Donc ? La débrouillardise, c’est se démerder quand on est seul, et savoir en tirer les leçons. Pour cela, il faut que le problème soit perçu comme une occasion d’apprentissage - en usant, parfois, de quelques jurons. Il faut cultiver la patience et la persévérance.

Par exemple, il arrive très souvent de ne pas être capable de faire ce qu’on veut avec un logiciel. Cependant, je crois qu’il est presque impossible de ne pas résoudre un problème issu de l’utilisation d’un logiciel. En effet, à l’aide de Google, il est très rare que la solution au problème ne s’y trouve pas.

Nous rencontrons aussi régulièrement des problèmes de connexion internet ou de hardware. Les causes peuvent être multiples et la frustration risque de monter très vite. Bien sûr, il n’y a pas d’algorithme garantissant une solution. On se met alors en route pour trouver le « solutionneur » qui nous sauvera. Ne le laissez pas toucher votre ordinateur sans qu’il vous explique toutes ses actions. Observez-le bien. Remarquez ses méthodes. Vous bâtirez ainsi votre expérience.

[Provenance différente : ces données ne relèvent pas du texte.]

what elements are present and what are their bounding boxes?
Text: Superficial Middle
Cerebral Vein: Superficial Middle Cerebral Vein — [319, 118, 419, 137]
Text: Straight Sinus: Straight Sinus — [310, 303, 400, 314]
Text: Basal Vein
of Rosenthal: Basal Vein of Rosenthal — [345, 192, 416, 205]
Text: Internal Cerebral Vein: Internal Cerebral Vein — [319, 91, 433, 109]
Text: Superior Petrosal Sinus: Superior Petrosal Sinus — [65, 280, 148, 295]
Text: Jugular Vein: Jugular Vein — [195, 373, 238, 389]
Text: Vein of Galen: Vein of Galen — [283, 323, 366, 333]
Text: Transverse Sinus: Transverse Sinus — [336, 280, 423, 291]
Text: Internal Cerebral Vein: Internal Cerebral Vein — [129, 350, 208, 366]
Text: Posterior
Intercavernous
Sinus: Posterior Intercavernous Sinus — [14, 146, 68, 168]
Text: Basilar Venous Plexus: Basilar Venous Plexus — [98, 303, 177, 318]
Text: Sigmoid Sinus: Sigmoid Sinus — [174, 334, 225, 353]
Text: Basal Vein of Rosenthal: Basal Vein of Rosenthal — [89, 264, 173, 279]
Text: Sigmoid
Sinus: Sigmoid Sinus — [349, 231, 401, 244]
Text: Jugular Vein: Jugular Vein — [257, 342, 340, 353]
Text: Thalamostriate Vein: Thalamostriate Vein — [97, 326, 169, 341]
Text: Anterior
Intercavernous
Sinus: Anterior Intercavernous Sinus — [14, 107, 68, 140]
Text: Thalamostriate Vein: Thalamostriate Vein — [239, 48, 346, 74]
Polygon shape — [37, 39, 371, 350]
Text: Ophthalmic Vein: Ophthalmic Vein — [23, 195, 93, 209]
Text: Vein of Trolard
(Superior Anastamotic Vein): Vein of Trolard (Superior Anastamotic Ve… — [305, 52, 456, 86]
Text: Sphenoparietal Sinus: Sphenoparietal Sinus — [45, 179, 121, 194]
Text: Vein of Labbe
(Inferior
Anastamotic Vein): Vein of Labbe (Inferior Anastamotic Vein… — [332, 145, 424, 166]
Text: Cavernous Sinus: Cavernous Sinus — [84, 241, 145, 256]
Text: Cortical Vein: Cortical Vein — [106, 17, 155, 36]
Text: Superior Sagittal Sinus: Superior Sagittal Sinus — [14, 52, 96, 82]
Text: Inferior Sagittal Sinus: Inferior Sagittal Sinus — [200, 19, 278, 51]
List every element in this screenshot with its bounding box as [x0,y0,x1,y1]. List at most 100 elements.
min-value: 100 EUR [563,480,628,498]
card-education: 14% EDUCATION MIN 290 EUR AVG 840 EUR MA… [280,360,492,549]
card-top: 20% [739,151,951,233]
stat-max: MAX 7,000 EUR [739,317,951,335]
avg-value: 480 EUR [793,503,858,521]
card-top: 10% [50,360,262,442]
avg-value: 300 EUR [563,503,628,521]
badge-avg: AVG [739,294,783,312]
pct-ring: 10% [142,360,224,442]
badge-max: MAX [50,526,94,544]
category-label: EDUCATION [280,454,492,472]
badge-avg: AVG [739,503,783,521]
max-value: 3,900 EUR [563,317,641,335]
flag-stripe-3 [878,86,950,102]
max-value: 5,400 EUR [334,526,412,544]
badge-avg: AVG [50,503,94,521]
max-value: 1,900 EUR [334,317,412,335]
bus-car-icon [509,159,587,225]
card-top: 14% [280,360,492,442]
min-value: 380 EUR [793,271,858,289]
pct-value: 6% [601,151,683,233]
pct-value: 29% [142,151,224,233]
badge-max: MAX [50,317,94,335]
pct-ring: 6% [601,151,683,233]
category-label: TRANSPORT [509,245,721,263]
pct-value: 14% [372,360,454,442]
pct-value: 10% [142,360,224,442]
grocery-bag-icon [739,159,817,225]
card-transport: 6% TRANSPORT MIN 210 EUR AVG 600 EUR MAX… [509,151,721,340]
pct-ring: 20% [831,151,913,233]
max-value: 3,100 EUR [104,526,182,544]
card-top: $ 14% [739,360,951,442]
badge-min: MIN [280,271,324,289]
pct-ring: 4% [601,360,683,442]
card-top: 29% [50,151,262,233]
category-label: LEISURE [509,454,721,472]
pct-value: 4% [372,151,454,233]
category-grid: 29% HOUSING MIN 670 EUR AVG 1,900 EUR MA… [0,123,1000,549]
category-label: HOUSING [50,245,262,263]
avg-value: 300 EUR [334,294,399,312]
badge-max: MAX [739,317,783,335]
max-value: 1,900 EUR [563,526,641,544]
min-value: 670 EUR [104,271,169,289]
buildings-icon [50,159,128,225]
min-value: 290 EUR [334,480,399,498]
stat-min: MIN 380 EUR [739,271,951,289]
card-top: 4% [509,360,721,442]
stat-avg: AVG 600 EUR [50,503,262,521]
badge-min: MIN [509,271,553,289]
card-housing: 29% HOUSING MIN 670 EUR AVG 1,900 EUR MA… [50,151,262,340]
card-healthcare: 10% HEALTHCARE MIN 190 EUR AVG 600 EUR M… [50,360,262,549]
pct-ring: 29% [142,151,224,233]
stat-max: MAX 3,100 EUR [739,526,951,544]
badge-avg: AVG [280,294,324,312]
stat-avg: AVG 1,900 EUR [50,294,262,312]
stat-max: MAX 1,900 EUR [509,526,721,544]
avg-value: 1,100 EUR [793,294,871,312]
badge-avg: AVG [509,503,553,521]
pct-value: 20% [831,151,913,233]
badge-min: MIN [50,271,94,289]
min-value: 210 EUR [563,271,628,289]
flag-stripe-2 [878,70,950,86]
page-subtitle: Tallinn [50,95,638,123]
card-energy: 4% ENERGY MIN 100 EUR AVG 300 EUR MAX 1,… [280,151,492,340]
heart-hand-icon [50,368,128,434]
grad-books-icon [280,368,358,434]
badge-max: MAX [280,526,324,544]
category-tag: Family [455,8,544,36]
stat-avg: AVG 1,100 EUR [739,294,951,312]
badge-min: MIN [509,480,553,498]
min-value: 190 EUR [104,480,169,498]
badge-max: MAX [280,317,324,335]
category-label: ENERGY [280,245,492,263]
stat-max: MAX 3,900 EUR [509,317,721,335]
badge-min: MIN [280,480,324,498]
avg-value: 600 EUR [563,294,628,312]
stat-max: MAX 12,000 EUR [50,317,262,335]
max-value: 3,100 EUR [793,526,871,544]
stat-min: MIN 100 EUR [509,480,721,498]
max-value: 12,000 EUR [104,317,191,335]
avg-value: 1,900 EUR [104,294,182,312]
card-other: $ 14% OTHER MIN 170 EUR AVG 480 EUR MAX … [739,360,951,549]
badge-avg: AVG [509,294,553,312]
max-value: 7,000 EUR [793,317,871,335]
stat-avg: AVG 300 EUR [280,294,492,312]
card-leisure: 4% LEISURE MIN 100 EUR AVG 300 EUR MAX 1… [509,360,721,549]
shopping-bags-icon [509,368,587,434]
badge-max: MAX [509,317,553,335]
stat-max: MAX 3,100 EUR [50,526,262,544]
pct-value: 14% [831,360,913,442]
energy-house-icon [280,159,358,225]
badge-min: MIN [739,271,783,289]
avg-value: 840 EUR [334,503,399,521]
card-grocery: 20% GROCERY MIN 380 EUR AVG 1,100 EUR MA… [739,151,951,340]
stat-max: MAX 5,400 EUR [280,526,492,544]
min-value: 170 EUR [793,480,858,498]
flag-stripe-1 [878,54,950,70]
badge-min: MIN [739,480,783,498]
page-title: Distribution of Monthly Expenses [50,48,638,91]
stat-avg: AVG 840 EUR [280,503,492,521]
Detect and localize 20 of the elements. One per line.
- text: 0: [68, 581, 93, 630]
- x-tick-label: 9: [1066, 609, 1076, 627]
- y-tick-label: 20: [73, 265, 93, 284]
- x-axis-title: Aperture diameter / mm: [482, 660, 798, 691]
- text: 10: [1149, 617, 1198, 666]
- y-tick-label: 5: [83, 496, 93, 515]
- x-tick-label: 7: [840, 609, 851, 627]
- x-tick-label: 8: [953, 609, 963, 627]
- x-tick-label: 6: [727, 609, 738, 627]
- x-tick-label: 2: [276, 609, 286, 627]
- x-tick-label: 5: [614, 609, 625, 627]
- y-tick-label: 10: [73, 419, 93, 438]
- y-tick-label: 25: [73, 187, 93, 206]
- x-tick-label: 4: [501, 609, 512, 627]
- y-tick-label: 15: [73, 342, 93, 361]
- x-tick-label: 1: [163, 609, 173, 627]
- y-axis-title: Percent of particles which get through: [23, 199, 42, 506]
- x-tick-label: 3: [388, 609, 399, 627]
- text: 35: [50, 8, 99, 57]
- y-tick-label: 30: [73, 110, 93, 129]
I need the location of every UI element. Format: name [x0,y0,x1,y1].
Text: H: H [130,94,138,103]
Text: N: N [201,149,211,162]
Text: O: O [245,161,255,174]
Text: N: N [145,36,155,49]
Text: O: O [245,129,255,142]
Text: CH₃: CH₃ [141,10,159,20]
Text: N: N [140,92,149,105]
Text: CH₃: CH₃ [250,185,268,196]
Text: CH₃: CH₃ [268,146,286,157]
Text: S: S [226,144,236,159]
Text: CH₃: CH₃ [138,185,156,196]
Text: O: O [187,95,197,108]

L’an passé, dans ma CS, l’équipe technique a volontairement traficoté un labo avec des problèmes sur chaque machine. L’apprenant devait passer d’une machine à l’autre en tentant de solutionner le problème. Formation utile s’il en est une !

Il faut aussi comprendre qu’en informatique, le syndrome du « savoir partiel » peut devenir un véritable obstacle à chercher un peu plus loin. Deux exemples suffiront à expliquer ce syndrome :

Pour envoyer une image issue d’une caméra, on envoie un document WORD avec l’image intégrée au document. Cette « erreur » est commune chez les gens qui apprennent à tout faire avec un logiciel (ici un traitement de texte) s’évitant de chercher une manière plus efficace.

Autre cas. On désire intégrer à son document une image partielle de l’écran. Plusieurs procèdent ainsi : à partir d’un PrintScreen, on entre dans un genre de Paint , on y découpe l’image pour obtenir la portion désirée, on enregistre l’image, et finalement on l’ajoute à son document. Voir maintenant cette solution, de loin supérieure, trouvée grâce à Google : MAJ-CMD-4 (sur Mac) permet de capturer immédiatement la portion de l’écran voulue.

Ce syndrome apparaît chez les personnes qui croient que connaître une manière de résoudre un problème suffit. C’est une grave erreur qui fut (et est encore) souvent renforcée par l’école : Un problème, Une méthode de résolution, Une solution. Cette pensée est déplorable en informatique. Les logiciels s’améliorent toujours, d’autres s’inventent. Or le rôle d’un logiciel est de résoudre des problèmes. Si on se limite à une seule méthode, on risque de perdre grandement en efficacité en n’étant pas perpétuellement ouvert à d’autres possibilités. Connaître mal est pire que de ne pas connaître, dit-on. Gardons en tête ce dicton qui se révèle particulièrement vrai en informatique.

Alors, qu’en est-il de nos formations ? Peut-on vraiment amener un éternel débutant significativement plus loin ?

Oui. À la condition de former à la résolution de problèmes à l’aide de l’informatique. Accompagner les enseignants ou les collègues CP au moment où ils utilisent l’ordinateur dans leur projet ne donne absolument rien. Bien sûr, cela les aide à résoudre leur problème à cet instant précis (et ils en sont bien heureux), mais cela ne les aide pas à devenir autonomes dans la résolution de problème en général. L’accompagnateur demeure une béquille pour eux, sachant qu’à leur prochain projet, il sera toujours là pour leur donner le coup de main approprié.

La beauté-problème ne fait pas partie de notre culture. L’école nous a toujours enseigné qu’un problème était une occasion de douleur qu’il fallait au plus vite endiguer. Cette attitude est fort loin du tough fun qu’on devrait ressentir à l’approche d’un problème à résoudre. Je suis pour ma part convaincu que l’informatique est un excellent moyen d’initier l’être humain (et en particulier nos enfants) au délicat plaisir d’apprendre.